Safety with LPG

When using LPG in your caravan it is for your own future enjoyment and safety that you should consider the following safe usage points.

You should only turn your LPG cylinder on when you are about to use a gas appliance, then when you have finished using the gas, turn the cylinder off again.

Your LPG cylinders should only be carried and stored either on the draw bar, suitable restrained, or in the LPG locker which is sealed off to the inside of your caravan. The reason for this requirement is that if the cylinder does develop a leak some where, it will not endanger you or your family or friends. Remember that a very small amount of LPG vapour can make a very serious situation to develop very quickly.

Have the gas installation in your caravan checked each year to ensure its gas tightness, this can be very easily done by a gas fitter using either a manometer or a bubble leakage detector. Remember if you are using your caravan frequently and towing it to many enjoyable rallys, as we try to do, the gas installation is being made to stand up to quite a harsh situation where by leakage can easily develop. A suspect area is where a copper tube is feed through a wall lining and is not protected by a grommet or plastic tube and chaffing of the copper tube can cause a hole to develop. This will allow LPG to escape into the interior of the caravan when ever the LPG cylinder valve is turned on, not a nice situation to be in.

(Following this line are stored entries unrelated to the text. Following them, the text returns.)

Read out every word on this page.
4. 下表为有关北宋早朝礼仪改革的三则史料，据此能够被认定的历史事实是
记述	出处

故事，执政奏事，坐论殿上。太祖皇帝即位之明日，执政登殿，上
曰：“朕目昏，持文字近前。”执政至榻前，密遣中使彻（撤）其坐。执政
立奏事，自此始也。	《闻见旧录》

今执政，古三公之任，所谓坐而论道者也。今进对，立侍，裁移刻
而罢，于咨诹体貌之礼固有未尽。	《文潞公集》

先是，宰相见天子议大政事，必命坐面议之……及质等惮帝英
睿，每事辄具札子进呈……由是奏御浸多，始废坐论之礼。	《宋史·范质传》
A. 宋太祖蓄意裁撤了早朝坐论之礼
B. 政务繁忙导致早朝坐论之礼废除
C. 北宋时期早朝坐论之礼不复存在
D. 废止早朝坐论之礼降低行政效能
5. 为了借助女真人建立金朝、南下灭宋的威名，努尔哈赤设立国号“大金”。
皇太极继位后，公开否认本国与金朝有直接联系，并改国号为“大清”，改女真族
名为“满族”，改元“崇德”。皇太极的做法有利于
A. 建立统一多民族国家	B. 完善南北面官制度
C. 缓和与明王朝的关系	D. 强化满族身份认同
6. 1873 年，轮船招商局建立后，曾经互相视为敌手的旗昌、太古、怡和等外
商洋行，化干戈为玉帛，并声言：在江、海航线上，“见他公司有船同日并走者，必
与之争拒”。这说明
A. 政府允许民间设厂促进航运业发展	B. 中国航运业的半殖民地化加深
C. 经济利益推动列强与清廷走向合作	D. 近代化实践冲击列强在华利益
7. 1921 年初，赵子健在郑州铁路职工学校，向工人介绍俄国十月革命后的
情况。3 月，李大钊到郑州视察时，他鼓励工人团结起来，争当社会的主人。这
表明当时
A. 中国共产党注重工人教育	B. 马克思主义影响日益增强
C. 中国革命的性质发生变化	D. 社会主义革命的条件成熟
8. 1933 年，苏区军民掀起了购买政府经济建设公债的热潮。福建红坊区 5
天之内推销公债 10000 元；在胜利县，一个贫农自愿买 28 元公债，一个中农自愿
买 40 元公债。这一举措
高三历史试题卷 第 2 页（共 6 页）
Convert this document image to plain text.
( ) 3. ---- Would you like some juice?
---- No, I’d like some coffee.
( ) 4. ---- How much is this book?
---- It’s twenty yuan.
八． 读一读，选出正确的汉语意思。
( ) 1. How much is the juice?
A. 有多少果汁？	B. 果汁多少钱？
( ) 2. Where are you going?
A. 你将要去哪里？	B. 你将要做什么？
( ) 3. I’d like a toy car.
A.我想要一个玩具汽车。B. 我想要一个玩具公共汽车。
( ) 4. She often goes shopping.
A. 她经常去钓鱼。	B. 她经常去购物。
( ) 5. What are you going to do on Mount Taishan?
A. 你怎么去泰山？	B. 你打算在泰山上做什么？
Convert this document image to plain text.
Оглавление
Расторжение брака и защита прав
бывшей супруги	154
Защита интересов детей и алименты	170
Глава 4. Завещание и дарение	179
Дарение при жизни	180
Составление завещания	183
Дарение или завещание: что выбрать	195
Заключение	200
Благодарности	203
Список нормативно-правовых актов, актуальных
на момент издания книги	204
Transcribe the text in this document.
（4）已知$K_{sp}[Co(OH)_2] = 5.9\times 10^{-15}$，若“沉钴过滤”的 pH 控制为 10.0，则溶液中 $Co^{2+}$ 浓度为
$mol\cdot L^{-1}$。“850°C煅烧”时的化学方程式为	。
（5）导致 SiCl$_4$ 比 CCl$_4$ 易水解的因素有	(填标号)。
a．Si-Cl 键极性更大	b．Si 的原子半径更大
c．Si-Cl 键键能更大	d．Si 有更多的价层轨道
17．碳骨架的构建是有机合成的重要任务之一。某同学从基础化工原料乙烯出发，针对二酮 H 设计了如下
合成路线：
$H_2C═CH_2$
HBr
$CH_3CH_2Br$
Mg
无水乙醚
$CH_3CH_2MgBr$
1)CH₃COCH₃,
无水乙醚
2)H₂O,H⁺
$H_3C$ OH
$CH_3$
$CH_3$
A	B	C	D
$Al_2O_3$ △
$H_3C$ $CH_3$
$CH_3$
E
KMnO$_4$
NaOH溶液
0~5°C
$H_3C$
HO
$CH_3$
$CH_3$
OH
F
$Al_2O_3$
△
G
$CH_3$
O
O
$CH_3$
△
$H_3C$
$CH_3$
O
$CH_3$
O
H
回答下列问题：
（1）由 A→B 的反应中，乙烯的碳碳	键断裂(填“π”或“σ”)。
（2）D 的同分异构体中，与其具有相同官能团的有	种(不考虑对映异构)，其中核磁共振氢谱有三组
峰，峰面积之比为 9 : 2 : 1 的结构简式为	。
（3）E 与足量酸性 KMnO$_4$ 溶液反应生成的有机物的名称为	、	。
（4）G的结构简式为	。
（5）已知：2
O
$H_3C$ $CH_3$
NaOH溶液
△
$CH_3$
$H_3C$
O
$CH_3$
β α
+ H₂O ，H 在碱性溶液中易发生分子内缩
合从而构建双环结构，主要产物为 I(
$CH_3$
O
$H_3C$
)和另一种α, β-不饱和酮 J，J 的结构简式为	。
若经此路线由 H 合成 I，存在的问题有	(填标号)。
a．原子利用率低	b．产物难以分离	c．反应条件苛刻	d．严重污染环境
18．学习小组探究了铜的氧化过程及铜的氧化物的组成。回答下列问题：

The only type of gas appliance that should be used in a caravan is one that has its gas supplied via an LPG regulator. Do not use portable, high pressure LPG cookers or lanterns inside your caravan. These appliances are designed to be used in open air situations. When used in confined situations they have proved to be rather dangerous and have even been the cause of fires within caravans, with not very pleasant results. The connection between the cylinder and appliance on these portable appliances can easily be made unsafe simply by attempting to carry the lantern by the carry handle with the appliance going. The weight of the gas cylinder under the lantern could be enough to cause the gas seal to suddenly leak when suspended below the lantern when you try to carry it this way. As there is no pressure reducing regulator used by this type of appliance the amount of gas able to escape can be very large, very quickly and if it catches fire the valve is impossible to turn off because of the resulting fire around that point.

Please carefully consider these points and maybe alter the way you do things so that your enjoyment of your caravan maybe enhanced.